The Engineering Practices I Advocate for on Every Project I Join
by Arif Ikhsanudin, Backend Developer
Some practices are context-dependent — they make sense for certain team sizes, certain stages, certain domains. Others are close to universal. Here's the short list I push for regardless of where I land.
Why I Have a List at All
Contracting across different teams and organizations teaches you something quickly: a lot of the dysfunction is the same. Different products, different stacks, different industries — but the same categories of pain showing up in different shapes.
That repetition has given me a working list of practices that, in my experience, pay back with interest on almost every project. Not dogma — starting points. Things I advocate for early, explain the reasoning behind, and adjust based on what I find.
Some teams already have these in place. When they do, the work is easier and the outcomes are better. When they don't, introducing them tends to reduce friction faster than almost any technical change.
Automated Tests for the Things That Can't Break
I'm not a test coverage zealot. A 90% coverage number on tests that verify implementation details is less useful than 40% coverage on tests that verify the behaviors the business depends on.
The question I ask: what are the things in this system where, if they broke silently, we'd have a real problem? Payment calculations. Authorization logic. Data transformation rules. The core state machine of whatever the product does.
Those things need automated tests, and they need tests that verify the observable outcome, not the internal mechanics. Tests that say "when I give this input, I get this output" survive refactoring. Tests that say "this method was called with this argument" don't.
I'd rather have twenty meaningful tests than two hundred brittle ones. The first set gives you confidence. The second gives you a chore.
Structured Logging With Correlation IDs
The first time you're on-call for a system that produces unstructured logs with no request tracking, and you're trying to trace a specific user's session through three services, you understand immediately why this matters.
Structured logging — JSON, consistent field names, a correlation ID that follows a request from entry to exit — is the difference between a fifteen-minute diagnosis and a three-hour one. On a system under load, it's often the difference between finding the cause and not finding it at all.
Getting this right early costs almost nothing. Adding it to a system that's already in production and logging in fifty different formats is painful and slow.
I push for this on day one of any new service. On existing systems, I push for it incrementally — at minimum, adding a correlation ID to new services and making sure it propagates across calls.
Explicit Error Contracts
Every service has an implicit contract for what it returns when something goes wrong. "Implicit" is the problem. Implicit contracts get violated, because nobody actually documented them, and the callers make assumptions that turn out to be wrong.

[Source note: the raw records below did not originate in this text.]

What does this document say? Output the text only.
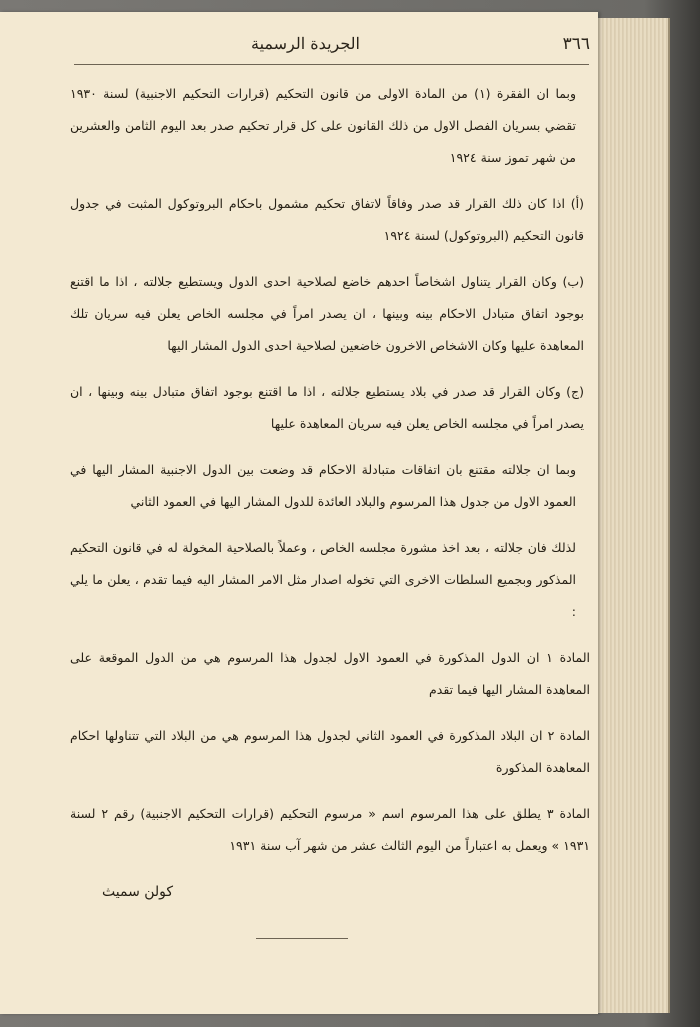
٣٦٦
الجريدة الرسمية

وبما ان الفقرة (١) من المادة الاولى من قانون التحكيم (قرارات التحكيم الاجنبية) لسنة ١٩٣٠ تقضي بسريان الفصل الاول من ذلك القانون على كل قرار تحكيم صدر بعد اليوم الثامن والعشرين من شهر تموز سنة ١٩٢٤

(أ) اذا كان ذلك القرار قد صدر وفاقاً لاتفاق تحكيم مشمول باحكام البروتوكول المثبت في جدول قانون التحكيم (البروتوكول) لسنة ١٩٢٤

(ب) وكان القرار يتناول اشخاصاً احدهم خاضع لصلاحية احدى الدول ويستطيع جلالته ، اذا ما اقتنع بوجود اتفاق متبادل الاحكام بينه وبينها ، ان يصدر امراً في مجلسه الخاص يعلن فيه سريان تلك المعاهدة عليها وكان الاشخاص الاخرون خاضعين لصلاحية احدى الدول المشار اليها

(ج) وكان القرار قد صدر في بلاد يستطيع جلالته ، اذا ما اقتنع بوجود اتفاق متبادل بينه وبينها ، ان يصدر امراً في مجلسه الخاص يعلن فيه سريان المعاهدة عليها

وبما ان جلالته مقتنع بان اتفاقات متبادلة الاحكام قد وضعت بين الدول الاجنبية المشار اليها في العمود الاول من جدول هذا المرسوم والبلاد العائدة للدول المشار اليها في العمود الثاني

لذلك فان جلالته ، بعد اخذ مشورة مجلسه الخاص ، وعملاً بالصلاحية المخولة له في قانون التحكيم المذكور وبجميع السلطات الاخرى التي تخوله اصدار مثل الامر المشار اليه فيما تقدم ، يعلن ما يلي :

المادة ١ ان الدول المذكورة في العمود الاول لجدول هذا المرسوم هي من الدول الموقعة على المعاهدة المشار اليها فيما تقدم

المادة ٢ ان البلاد المذكورة في العمود الثاني لجدول هذا المرسوم هي من البلاد التي تتناولها احكام المعاهدة المذكورة

المادة ٣ يطلق على هذا المرسوم اسم « مرسوم التحكيم (قرارات التحكيم الاجنبية) رقم ٢ لسنة ١٩٣١ » ويعمل به اعتباراً من اليوم الثالث عشر من شهر آب سنة ١٩٣١

كولن سميث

When I design or review a service interface, I ask: what does this return on failure, and does the caller have enough information to respond usefully?
A good error response includes:
- A stable, machine-readable error code (not just an HTTP status)
- A human-readable message that's useful for debugging
- Enough context to identify what specifically failed without log-diving
This matters especially in systems where one failure cascades through multiple services. If the root cause error is swallowed somewhere in the middle and replaced with a generic "something went wrong," debugging becomes an excavation.
Dependency Review Before Adoption
Every dependency is a surface of risk you don't control. It might introduce a vulnerability. It might break its API. It might stop being maintained. It might have a license that creates legal complications.
None of these risks are reasons to avoid dependencies — that would be impractical and often counterproductive. They're reasons to evaluate before adopting.
My quick checklist before pulling in a new library:
- When was the last commit? Is the project actively maintained?
- How many open, unresolved security issues are there?
- What would replacing this look like if we had to?
- Does the license work with the project's requirements?
This takes ten minutes. It has saved me from adopting dependencies that looked convenient but came with real problems attached.
Decision Records for Non-Obvious Choices
When the team makes a decision that isn't immediately obvious — why this database over that one, why this architecture over the alternatives that were considered — I push to write it down. Even a paragraph: the context, the alternatives, the reasons for the choice.
The most common pushback: "We all know why we made this decision." The problem surfaces six months later, when two people on the team have different memories of why, and a third person who joined afterward has no idea.
Decision records don't need to be elaborate. A comment in the relevant code, a section in the architecture doc, a ticket in the backlog marked "context." The format matters less than the existence of the record.
Code Review With Explicit Purpose
Code review processes that exist as a gate — "someone has to approve before merge" — are better than nothing. Code review processes that exist with explicit purpose are considerably better.
The purpose I advocate for: catching correctness problems before they ship, propagating knowledge across the team, and maintaining the quality standards the team has agreed on. Not liking my way of doing it.
The distinction matters because it changes what reviewers focus on and how they give feedback. A review process oriented toward correctness produces different comments than one oriented toward personal preferences. And it's considerably less demoralizing for the author.
The practices worth advocating for are the ones that compound — small investments in discipline that pay back in reduced friction across every future change.